В ответ на мои слова, что я опоздал на церемонию, она рассказала диковинную историю, которую ей изложил сам комиссар Мавень. Да, адвокат Гав-Гав был некогда сведущим юристом, и, когда составлял завещание, видимо, кое-какие остатки знания еще сохранились в его проспиртованном мозгу (так выразился Мавень). И вот результат — интереснейший параграф, чудовищный параграф. Раздел А: в случае кончины завещателя всех его собак следует умертвить «безболезненно, посредством уколов». Раздел Б: если завещатель скончается вместе со своими собаками, например, в результате несчастного случая — «voil`a вершина чудовищного параграфа!» — останки завещателя и его — поименно перечисленных — спаниелей предать земле совместно в «ларе кедрового дерева». Если же законные наследники будут противиться исполнению этого параграфа, они лишаются наследства, которое целиком и полностью получает мистер Макайнточ (или что-то в этом роде), владелец питомника спаниелей в Абердине, Шотландия. Вот почему из дома, что напротив, вынесли такой большой ящик и поставили в обитый черным грузовик.
— Он как раз сейчас спускается в Берджель.
Там внизу, в Сольо, родовом поместье де Коланы, есть крошечное чудное кладбище, где вся семья издавна хоронила своих охотничьих собак.
— L’avvocato Гав-Гав похоронят на собачьем кладбище. Ну прямо-таки здорово! И уж понятно, никто из духовенства не сопровождает его.
— Концовка «Юного Вертера», — заметил я.
— Юного Вертера? — переспросила Туммермут. — Такого не знаю.
Я высадил ее у Пьяцагалли, куда только что зашел и доктор Тардюзер. С какой-то странно-торжественной усмешкой он крикнул мне:
— Печально, но забавно! Вот когда католическая медвежья лапа наконец-то справилась с протестантским павлиньим хвостом!
Проезжая по шоссе Кампфер — Сильваплана, проходящему под Орчас-д’Альбанелой, я вновь увидел одиноко стоящую меж оградительными столбиками лиственницу (словно памятник разыгравшейся в этом месте трагедии); доехав до той самой тропы, я свернул к обочине возле дерева. Что мне здесь нужно?
Как по волшебству умчались куда-то дождевые тучи, в светлые тени погрузилась долина, на Ла-Марнье вот-вот вспыхнут в лучах заходящего солнца горные вершины. Движенье на шоссе в эти предвечерние часы замерло. Со стороны Малойи промчалась мимо меня колонна мотоциклов с генуэзскими номерами, выряженные пестро мотоциклисты смахивали на пиратов, большинство без шлемов, с африканскими шевелюрами. Рокот моторов заглох вдали, остался тихий плеск волн о камни, те самые камни, на которых мы с тен Бройкой притаились, разглядывая жуткую картину, обнаруженную нами благодаря «свету в озере».
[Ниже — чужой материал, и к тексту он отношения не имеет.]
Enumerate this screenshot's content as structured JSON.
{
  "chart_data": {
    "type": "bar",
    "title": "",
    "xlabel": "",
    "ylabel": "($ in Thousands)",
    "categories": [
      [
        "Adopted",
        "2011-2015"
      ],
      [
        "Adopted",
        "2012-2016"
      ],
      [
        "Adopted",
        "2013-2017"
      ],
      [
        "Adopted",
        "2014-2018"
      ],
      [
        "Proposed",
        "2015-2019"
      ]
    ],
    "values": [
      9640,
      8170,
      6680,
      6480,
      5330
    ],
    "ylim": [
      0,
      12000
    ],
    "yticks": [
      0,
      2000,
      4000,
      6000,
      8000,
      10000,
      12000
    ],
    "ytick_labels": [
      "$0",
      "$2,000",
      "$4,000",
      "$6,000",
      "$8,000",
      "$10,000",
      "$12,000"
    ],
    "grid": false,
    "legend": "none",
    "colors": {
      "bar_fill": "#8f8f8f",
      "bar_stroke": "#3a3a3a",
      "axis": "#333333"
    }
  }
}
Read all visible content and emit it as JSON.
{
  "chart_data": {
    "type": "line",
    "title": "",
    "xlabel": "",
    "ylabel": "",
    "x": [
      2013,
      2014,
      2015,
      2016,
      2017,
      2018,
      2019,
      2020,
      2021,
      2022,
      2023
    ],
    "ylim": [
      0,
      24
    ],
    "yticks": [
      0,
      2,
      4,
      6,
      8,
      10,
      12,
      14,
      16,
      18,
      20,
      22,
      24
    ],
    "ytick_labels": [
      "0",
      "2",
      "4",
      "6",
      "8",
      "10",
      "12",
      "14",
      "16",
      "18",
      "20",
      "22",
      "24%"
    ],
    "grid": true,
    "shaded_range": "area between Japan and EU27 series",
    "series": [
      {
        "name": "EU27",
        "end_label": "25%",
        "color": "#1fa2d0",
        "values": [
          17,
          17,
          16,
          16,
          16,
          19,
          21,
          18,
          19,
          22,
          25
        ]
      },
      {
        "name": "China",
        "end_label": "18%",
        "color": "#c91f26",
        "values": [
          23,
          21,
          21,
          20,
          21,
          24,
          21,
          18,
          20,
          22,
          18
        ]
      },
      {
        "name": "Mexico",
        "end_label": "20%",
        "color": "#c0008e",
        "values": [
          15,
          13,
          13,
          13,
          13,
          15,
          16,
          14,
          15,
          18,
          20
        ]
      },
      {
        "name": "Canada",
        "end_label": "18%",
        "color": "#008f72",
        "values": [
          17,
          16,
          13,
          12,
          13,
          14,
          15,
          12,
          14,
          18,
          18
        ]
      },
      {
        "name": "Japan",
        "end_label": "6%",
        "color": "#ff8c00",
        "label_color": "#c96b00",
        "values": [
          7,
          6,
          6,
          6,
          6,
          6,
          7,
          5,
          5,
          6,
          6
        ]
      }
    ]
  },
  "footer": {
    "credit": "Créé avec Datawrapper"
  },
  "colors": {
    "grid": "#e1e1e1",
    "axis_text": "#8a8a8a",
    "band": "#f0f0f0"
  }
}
Вокруг содранной коры на стволе, там, где злополучный «фиат» полоснул по лиственнице, следы голубым мелом; такие же точно, уже смазанные, но еще различимые, на асфальте, несомненно, результат полицейских обмеров. Да, полиция свой долг выполнила.
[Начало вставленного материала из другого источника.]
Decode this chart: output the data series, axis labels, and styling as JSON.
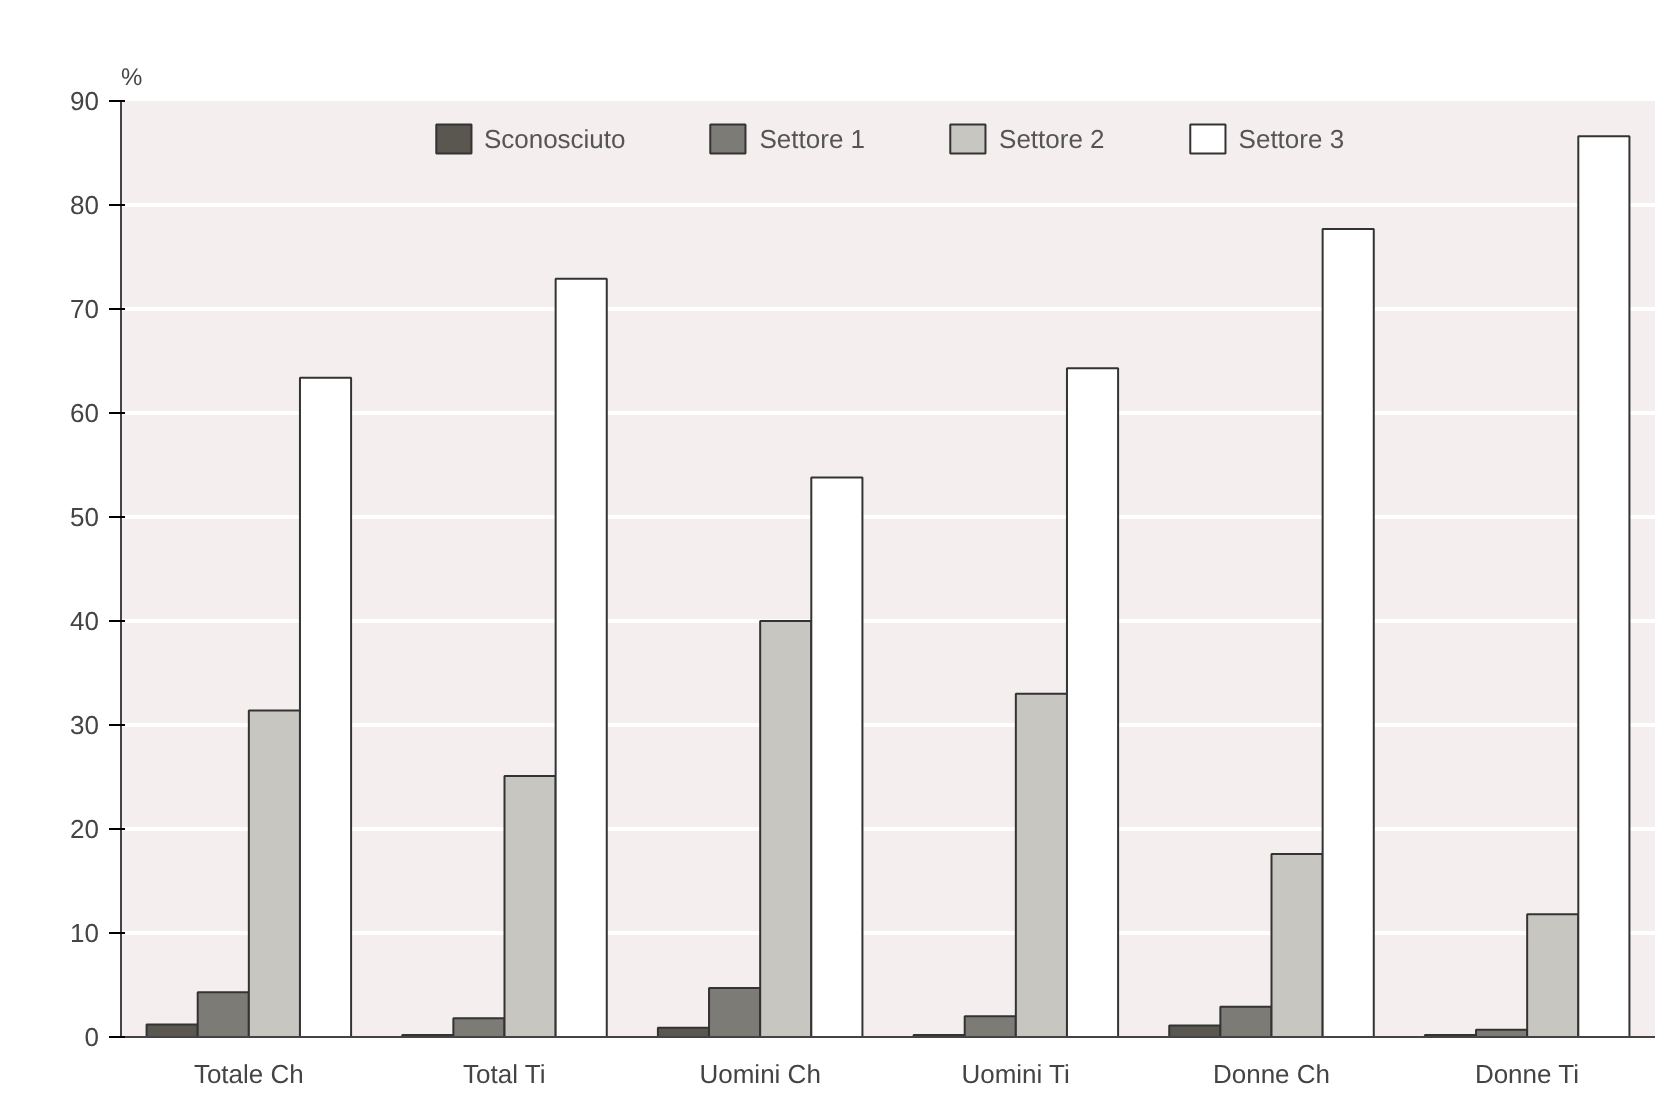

Я вышел из машины, пересек шоссе и остановился у тропы, ведущей с Орчаса. Она спускалась к шоссе напротив прибрежной лиственницы, в нескольких шагах от
След грузовика.
Трех-четырехдневной давности, но почти не размытый недавним дождем: чересчур глубоко он врезался. И не от легковой машины. Параллельные двойные колеи, такие оставляют задние колеса тяжелых грузовиков. Грузовик въехал сюда, в лес, задним ходом. Не для разворота; для этого ему не надо было так далеко въезжать. Он въехал задним ходом, чтобы его укрыл лес?
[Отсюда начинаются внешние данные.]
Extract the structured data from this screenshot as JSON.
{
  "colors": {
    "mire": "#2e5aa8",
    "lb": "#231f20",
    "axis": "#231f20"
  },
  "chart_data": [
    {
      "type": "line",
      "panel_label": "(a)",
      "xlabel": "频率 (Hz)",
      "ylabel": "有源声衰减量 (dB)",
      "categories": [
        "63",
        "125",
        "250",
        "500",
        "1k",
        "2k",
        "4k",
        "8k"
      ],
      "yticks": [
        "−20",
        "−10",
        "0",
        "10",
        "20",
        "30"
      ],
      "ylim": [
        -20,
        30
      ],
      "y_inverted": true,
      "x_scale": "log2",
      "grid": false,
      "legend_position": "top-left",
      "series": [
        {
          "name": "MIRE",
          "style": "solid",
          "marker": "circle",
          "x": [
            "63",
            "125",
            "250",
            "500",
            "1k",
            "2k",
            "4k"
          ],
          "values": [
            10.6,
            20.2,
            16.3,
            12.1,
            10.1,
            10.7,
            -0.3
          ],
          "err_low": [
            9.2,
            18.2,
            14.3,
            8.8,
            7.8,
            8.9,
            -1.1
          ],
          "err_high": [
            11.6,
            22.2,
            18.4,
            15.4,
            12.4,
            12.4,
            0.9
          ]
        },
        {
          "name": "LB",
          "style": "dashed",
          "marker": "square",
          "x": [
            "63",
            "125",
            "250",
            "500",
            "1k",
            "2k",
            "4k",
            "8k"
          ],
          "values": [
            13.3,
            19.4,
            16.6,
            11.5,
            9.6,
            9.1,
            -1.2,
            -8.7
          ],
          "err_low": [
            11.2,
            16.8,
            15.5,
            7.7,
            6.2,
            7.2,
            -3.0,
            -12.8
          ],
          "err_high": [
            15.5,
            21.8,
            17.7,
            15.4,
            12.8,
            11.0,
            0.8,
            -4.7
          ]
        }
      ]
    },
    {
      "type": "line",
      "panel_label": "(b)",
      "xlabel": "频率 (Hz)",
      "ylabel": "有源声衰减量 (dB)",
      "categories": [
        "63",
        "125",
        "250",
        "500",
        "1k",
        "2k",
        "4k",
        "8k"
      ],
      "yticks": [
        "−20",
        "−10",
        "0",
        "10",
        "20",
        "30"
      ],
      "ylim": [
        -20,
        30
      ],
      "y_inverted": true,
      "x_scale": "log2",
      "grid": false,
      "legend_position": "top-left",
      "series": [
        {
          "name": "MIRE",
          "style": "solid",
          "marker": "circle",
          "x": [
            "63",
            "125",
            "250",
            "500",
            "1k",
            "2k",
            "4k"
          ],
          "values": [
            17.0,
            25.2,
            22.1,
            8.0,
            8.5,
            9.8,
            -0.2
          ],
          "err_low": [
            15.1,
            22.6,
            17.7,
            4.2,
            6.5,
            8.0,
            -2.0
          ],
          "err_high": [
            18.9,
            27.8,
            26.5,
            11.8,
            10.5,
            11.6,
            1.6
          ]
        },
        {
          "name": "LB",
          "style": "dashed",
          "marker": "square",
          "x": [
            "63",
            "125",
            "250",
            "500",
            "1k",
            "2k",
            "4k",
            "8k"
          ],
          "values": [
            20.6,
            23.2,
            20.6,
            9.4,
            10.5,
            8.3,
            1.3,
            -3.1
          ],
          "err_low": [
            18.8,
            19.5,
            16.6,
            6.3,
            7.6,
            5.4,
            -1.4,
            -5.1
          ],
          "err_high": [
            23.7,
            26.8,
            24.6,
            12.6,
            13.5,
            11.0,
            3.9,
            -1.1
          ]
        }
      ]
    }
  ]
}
Я сел в машину и двинулся дальше. Еще до Сильвапланы увидел указатель с надписью: «ОВА-ДЕЛЬ-ВАЛЛУН», стрела смотрела в сторону соснового леса. На горной тропе стоял чудовищно огромный грузовик, целиком скрытый лесом, так что громадный радиатор с названием фирмы — «ЯШЕР» — я обнаружил, лишь вплотную приблизившись к тропе. Грузовик был нагружен длинными бревнами, и на них, втягивая цепями другие бревна и укладывая их наверху, балансировали лесорубы в синих куртках.
Я подумал: а не вернуться ли тотчас в Понтрезину. Но отправился дальше, в Сильс.
Небо пылало холодным огнем, горевшим над черными вершинами. Первобытный ландшафт, но леса уже были; эпоха папоротников уже наверняка наступила. А эпоха грузовиков тоже? — вопрос, вызвавший у меня тягостное чувство. Что написано на том чудовище, терпеливо поджидавшем в зарослях папоротника: ЯШЕР? Или ЯЩЕР? И чудовище, которое я обнаружил в лесу у Сильвапланы, совместилось в моем сознании с другим, которого я не видел на месте «несчастного случая», но мощные следы которого обнаружил. Ящер; ящер притаился там три дня назад, выжидая ничего не подозревающую жертву.
7
(КРАСНЫЕ ГЛАЗА ГОСПОДИНА КЛАВАДЕЧЕРА)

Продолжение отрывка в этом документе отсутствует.